Минут через пять подъехало такси. Юнец сидел впереди рядом с водителем.
— Я сказал таксисту, что вы заплатите, — бросил он, выходя из машины. — Надеюсь, я не ошибся...
— Конечно, благодарю вас.
— Скажите сестре, что это я помог ей, — добавил молодой человек, помогая Джейсону усадить монахиню на заднее сиденье. — Мне понадобится любая помощь, когда придет мое время.
— Надеюсь, что ее помощь никому не потребуется, — сказал Джейсон, пытаясь улыбнуться юнцу в ответ.
— Вы ошибаетесь! Скоро марафонский забег, я буду участвовать в нем. — Акселерат начал бег на месте.

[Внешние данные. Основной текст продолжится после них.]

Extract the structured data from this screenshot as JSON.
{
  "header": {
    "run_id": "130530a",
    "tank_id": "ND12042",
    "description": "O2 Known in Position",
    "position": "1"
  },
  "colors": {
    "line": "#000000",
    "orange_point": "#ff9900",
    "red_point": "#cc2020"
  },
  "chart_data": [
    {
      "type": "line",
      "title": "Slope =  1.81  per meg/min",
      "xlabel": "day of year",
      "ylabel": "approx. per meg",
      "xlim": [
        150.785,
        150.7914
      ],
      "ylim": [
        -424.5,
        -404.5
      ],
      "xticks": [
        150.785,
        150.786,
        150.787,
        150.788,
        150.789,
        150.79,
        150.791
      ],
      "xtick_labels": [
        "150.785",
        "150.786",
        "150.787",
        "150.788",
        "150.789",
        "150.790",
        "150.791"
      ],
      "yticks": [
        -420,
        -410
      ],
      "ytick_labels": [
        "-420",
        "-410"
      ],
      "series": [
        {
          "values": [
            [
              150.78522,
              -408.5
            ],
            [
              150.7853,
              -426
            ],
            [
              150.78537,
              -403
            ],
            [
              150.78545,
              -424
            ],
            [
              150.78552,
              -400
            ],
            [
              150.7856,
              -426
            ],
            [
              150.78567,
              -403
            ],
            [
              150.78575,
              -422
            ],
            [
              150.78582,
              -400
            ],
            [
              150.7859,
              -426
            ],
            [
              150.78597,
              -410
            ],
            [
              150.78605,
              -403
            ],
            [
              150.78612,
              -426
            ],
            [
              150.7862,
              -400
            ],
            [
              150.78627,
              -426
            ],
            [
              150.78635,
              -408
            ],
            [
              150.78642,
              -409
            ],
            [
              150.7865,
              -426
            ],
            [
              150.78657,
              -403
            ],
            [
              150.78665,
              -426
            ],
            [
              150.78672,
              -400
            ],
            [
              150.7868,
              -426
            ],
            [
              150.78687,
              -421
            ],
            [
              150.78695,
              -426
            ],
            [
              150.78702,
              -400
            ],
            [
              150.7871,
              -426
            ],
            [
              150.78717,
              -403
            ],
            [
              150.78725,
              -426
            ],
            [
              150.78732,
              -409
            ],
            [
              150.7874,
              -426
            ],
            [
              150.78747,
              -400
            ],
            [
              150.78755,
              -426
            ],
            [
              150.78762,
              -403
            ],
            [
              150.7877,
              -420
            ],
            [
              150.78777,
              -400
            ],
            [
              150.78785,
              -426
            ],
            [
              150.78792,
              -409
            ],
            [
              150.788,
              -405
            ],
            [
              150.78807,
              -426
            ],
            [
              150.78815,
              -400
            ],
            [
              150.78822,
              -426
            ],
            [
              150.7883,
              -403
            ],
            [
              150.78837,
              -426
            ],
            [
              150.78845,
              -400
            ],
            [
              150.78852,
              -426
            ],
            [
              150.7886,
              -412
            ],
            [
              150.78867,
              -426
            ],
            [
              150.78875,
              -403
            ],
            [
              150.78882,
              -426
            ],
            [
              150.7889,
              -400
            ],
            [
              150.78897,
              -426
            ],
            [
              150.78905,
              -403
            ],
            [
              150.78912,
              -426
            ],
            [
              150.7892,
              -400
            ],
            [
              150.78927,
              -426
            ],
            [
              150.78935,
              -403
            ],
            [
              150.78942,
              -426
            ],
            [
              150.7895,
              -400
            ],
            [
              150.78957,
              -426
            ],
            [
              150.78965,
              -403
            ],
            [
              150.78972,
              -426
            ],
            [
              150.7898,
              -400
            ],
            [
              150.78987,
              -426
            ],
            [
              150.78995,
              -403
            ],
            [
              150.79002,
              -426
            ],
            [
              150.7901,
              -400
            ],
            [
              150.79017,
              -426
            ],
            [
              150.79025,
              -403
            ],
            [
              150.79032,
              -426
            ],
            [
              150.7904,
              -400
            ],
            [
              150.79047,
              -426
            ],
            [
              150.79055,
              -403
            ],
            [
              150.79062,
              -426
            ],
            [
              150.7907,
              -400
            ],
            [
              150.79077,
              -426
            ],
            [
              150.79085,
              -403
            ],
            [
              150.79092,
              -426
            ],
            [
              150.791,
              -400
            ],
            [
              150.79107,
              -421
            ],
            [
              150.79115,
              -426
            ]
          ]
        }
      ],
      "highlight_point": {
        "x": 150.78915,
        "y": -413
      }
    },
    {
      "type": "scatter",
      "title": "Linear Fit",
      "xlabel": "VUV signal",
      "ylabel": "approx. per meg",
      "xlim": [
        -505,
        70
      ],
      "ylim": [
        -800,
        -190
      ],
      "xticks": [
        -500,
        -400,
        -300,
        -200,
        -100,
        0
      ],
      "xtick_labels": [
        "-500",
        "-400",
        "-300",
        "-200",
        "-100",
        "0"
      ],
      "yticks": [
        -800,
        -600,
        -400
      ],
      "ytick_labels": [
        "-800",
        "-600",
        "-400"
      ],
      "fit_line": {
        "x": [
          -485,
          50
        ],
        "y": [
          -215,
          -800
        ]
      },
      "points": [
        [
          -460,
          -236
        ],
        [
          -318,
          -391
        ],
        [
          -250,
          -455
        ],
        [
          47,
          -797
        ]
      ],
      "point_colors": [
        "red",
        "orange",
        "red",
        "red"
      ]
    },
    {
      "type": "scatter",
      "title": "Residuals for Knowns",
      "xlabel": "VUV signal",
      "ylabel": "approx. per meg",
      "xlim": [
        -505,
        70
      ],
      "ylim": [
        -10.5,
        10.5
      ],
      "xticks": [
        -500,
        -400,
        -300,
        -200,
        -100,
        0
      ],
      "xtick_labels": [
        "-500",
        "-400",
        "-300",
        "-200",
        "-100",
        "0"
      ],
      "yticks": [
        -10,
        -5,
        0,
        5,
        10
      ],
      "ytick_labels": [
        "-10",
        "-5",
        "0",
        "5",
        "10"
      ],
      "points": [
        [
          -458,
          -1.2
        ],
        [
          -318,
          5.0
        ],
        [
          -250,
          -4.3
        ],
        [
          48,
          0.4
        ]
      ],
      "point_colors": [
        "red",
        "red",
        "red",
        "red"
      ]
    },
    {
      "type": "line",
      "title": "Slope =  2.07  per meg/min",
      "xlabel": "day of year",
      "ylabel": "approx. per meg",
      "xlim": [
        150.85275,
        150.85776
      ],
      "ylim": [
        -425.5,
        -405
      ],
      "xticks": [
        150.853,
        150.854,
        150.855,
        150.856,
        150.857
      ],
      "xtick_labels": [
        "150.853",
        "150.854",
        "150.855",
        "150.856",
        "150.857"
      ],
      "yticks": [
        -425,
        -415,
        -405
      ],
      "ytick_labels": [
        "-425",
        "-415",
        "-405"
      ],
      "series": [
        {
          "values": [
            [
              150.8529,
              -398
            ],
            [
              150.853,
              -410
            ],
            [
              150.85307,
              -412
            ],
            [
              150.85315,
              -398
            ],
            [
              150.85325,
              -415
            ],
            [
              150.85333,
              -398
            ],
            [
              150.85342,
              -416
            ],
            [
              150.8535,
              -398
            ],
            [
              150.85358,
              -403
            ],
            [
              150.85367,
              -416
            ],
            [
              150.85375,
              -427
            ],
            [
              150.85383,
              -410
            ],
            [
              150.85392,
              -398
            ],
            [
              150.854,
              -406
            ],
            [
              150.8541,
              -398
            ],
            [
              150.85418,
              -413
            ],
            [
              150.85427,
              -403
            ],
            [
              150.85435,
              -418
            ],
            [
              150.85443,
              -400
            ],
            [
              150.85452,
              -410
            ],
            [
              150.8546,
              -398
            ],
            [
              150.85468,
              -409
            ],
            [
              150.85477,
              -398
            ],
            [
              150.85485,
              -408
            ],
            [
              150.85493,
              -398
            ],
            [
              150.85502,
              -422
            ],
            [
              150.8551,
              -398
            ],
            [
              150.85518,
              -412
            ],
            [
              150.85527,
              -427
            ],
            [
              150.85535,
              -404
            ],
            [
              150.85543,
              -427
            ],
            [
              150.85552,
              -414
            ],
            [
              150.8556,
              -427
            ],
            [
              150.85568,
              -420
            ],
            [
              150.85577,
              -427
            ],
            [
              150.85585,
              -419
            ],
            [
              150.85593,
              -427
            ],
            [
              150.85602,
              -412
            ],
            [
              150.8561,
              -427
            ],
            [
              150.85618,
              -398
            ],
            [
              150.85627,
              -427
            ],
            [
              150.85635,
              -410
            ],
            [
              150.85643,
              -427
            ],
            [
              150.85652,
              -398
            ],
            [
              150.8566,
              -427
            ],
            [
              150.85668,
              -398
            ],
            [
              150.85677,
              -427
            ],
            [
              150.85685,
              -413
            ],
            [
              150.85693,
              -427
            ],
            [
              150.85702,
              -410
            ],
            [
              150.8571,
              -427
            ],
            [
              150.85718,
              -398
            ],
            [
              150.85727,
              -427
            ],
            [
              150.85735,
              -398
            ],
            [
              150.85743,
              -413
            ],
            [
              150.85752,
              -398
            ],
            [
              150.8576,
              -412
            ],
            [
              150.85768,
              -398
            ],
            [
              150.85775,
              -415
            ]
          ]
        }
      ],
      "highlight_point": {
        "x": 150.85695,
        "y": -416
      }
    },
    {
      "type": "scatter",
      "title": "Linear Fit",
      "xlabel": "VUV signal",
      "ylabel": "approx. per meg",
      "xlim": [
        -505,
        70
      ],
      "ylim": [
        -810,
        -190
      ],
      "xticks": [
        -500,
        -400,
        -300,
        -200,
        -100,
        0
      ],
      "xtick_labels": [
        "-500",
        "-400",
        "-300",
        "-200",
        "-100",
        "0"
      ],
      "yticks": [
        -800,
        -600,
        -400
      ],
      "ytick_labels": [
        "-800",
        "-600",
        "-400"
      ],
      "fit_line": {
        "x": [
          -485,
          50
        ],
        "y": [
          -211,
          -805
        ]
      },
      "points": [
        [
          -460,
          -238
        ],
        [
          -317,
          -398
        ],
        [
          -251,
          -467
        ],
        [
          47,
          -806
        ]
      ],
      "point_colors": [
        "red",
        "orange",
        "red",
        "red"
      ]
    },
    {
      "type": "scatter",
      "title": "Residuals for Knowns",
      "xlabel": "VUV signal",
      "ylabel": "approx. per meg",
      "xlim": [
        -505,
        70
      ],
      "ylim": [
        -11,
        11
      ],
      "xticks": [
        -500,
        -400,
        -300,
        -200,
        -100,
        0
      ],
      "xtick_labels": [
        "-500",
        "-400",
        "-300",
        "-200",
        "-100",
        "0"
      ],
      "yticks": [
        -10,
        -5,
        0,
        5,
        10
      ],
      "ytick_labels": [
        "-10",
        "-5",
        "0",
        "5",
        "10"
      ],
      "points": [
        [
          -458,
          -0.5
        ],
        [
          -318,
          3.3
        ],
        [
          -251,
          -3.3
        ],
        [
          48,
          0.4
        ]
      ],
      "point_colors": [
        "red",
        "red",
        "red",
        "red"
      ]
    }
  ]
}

— Еще раз благодарю. Надеюсь, что следующий марафон вы обязательно выиграете.
— Попросите сестру помолиться за меня! — прокричал парень уже на бегу.
— В Булонский лес, — сказал Борн, закрывая дверцу.
— В лес? Этот пустобрех сказал мне, что дело идет о жизни и смерти! Мол, вам надо доставить монахиню в больницу...
— Она немного перепила... Что еще скажешь?
— Значит, в Булонский лес, — повторил таксист, кивая. — Понятно, ей нужно проветриться. Моя троюродная сестра в монастыре в Лионе. Стоит ей хотя бы на недельку выбраться оттуда, она сразу заливает глаза. Можно ли винить ее за это?
Скамейка, стоявшая рядом с гравийной дорожкой в Булонском лесу, уже почти прогрелась лучами раннего солнца, когда пожилая женщина в монашеском облачении стала приходить в себя.
— Как самочувствие, сестра? — спросил Джейсон.
— Словно бронетранспортером сшибло... — ответила женщина, щурясь и хватая воздух открытым ртом. — Или, по меньшей мере, грузовиком.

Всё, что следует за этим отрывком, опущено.